Abstract Divine inspiration through the Holy Ghost is topical in the portraits of Gregory the Great: A dove brings him the divine words, which he writes himself or dictates to his deacon Petrus. Thus the charismatic Father of the Church became, like the Evangelists, a divinely inspired medium who transmitted the mandate of spreading the gospel and guaranteed the heavenly origin of the texts that were recited and sung in the liturgy. The preface ‘Gregorius presul’, which is to be found in variant forms introducing antiphonaries and cantatories, states that Gregory, the “powerful teacher” of church chant, composed the songbooks (composuit hunc libellum musicae artis), thereby sanctifying them. Scholars see in this preface a Carolingian strategy of legitimation based on this dynasty’s theocratic concept of power.
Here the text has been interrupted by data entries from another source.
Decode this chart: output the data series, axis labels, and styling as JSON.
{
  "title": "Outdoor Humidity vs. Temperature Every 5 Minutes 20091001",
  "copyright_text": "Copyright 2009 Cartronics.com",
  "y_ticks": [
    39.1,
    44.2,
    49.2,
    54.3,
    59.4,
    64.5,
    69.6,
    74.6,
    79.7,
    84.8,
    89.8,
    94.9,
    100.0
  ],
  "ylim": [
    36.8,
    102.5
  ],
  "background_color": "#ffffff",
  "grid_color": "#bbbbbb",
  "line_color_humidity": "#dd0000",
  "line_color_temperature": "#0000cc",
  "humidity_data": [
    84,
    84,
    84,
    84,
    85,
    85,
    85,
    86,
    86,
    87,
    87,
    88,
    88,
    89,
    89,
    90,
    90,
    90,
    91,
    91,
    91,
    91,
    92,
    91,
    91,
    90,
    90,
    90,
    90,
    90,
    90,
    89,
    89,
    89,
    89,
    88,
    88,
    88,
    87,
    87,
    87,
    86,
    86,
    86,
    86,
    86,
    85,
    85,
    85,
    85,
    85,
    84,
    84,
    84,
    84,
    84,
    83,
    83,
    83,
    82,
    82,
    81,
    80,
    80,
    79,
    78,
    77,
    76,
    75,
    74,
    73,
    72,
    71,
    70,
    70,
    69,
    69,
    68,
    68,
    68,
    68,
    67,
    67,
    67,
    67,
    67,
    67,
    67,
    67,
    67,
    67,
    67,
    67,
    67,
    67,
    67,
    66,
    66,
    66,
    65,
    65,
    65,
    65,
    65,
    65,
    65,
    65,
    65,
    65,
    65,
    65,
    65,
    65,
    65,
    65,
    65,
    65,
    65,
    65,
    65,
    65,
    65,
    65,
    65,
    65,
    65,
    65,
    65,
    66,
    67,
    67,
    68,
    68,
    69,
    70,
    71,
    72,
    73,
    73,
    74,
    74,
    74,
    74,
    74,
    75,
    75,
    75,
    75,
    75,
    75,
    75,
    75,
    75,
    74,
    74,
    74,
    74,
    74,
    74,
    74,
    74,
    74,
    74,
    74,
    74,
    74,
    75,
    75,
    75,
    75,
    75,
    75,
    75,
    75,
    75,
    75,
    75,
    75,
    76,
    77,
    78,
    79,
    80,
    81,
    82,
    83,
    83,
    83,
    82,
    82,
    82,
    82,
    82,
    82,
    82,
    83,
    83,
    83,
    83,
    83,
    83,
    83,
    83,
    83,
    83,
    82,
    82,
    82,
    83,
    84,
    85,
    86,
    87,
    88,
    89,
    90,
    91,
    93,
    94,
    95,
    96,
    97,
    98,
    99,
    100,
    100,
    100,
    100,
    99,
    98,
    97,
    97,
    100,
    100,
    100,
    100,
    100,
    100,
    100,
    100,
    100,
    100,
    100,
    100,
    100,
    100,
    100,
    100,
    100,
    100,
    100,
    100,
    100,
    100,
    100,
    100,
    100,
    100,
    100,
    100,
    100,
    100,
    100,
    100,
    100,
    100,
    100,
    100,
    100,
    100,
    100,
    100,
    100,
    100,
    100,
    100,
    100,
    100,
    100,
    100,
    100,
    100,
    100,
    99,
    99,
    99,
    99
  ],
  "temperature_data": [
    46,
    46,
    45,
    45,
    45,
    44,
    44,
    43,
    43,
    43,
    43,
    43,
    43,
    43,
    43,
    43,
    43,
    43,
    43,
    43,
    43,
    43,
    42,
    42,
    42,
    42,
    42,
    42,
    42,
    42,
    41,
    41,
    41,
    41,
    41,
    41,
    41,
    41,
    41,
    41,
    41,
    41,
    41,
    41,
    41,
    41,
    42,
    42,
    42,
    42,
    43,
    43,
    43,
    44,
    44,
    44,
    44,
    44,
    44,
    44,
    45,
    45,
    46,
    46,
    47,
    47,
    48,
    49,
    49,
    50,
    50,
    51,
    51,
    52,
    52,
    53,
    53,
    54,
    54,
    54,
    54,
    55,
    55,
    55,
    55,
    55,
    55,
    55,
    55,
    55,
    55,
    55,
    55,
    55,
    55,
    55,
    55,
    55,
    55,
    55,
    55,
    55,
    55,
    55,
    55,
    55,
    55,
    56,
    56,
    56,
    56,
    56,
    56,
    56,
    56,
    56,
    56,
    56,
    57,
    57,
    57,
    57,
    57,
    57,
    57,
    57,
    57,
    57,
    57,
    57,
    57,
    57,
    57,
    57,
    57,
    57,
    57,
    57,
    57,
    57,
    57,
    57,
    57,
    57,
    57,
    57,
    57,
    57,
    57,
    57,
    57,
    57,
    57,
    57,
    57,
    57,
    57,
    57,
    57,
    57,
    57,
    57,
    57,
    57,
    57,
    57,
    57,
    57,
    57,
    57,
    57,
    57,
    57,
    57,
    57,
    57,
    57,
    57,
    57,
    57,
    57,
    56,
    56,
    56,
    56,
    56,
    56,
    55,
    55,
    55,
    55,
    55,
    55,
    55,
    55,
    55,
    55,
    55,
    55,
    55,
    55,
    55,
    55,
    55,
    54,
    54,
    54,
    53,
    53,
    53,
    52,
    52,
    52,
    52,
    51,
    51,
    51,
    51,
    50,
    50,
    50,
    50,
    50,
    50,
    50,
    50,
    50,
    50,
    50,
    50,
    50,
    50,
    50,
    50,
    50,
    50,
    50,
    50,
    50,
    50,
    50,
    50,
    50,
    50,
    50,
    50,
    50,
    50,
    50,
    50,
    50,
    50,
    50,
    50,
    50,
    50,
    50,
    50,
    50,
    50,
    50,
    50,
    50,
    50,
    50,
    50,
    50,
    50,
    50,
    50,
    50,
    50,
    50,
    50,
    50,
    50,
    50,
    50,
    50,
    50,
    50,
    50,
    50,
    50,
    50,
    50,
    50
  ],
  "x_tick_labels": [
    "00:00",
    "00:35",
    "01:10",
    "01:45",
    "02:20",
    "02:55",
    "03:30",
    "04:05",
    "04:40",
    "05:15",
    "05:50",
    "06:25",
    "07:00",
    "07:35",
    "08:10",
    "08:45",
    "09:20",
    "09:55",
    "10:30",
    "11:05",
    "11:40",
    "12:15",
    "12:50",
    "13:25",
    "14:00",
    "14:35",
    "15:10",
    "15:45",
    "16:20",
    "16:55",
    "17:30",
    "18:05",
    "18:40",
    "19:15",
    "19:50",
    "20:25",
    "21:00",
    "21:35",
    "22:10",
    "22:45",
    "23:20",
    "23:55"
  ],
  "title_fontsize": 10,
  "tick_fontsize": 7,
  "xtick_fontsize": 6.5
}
Gregorian chant, the quintessence of medieval monophonic tradition, has his origins in the Frankish church adopting the “authentic” Roman rite, which was declared canonical liturgy in all churches of the Frankish empire because of Gregory’s authorship. But the consolidation of Gregory’s myth unintentionally legitimated the process of composition, too, because the connection between the concepts of authorship and inspiration justified the composer’s claim to the ministry of spreading the gospel and of attaining the highest knowledge.